穆长萦努了一嘴:“我这不是客观分析嘛。”
“你就是主观存在在这种关系里的人,做不到客观。”
穆长萦多想告诉莫久臣,柳扶月才是这乱七八糟关系里的人,她穆长萦就是旁观者,不能再客观了。
“我不是因为心系太子殿下。”穆长萦说:“只是心出去了,又怎么轻易收的回来?”
就像是面对之昭哥哥,明明已经再三告诫自己不要再对他思念,可是穆长萦一一见到他还是忍不住的多看两眼,放在别人身上的心,哪那么容易收回来。
“至于让位——”穆长萦做个鬼脸:“我才不要!只要你不休了我,正妃的位置我一定坐的死死的!”
这才是现在“柳扶月”会说的话!
莫久臣已经不止一次感觉到了“柳扶月”的野心。
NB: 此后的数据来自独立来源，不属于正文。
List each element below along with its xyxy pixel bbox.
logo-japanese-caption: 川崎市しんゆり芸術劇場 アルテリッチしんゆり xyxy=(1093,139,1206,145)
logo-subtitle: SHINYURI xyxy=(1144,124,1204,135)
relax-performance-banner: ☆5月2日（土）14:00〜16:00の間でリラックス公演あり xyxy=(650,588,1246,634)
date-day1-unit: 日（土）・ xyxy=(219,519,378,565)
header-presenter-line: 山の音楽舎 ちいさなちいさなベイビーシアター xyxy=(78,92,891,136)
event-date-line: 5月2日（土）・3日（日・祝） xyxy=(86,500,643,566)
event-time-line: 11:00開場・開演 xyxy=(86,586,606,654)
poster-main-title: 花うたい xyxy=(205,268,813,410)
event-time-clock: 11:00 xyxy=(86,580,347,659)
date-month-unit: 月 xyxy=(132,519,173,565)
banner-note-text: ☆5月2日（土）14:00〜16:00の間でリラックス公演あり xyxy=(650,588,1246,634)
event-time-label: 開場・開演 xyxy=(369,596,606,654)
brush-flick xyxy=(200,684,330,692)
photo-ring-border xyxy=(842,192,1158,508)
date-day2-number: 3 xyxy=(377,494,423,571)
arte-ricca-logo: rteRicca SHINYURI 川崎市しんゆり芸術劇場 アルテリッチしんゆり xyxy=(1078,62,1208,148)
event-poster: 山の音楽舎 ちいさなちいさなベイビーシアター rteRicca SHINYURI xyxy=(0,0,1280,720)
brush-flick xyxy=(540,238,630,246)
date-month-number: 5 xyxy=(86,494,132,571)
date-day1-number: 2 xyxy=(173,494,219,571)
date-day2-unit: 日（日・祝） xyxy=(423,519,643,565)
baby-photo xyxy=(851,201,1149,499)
以前的她,只要独善其身可以做到随遇而安,但是现在的她已经有了欲望,甚至会动手腕。这一个多月以来,煦王府的热闹几乎都是来在她,这才是她嫁给自己应该有的样子,鲜活而又危险。
马车继续向前。穆长萦有一搭没一搭的与莫久臣说这几日的琐碎闲事,她平日里实在是太无聊,好不容易逮到一个可以听她说又不说话的人实在是难得,虽然她清楚莫久臣不回应自己纯粹是因为他根本就是没听,可是他不着急翻脸就已经很不错了。
马车行驶到宫门前,梦兰殿的张嬷嬷已经早早等候在此处,接过煦王爷怀里抱着的小公主,行礼退下。
穆长萦有点馋街上的芝麻饼子了,刚想问莫久臣要不要一起上街,就看到南旧亭匆匆跑过来。
“王爷,王妃!”南旧亭对自家王爷说:“念珠郡主出事了。”
莫久臣很是平静:“出什么事了?”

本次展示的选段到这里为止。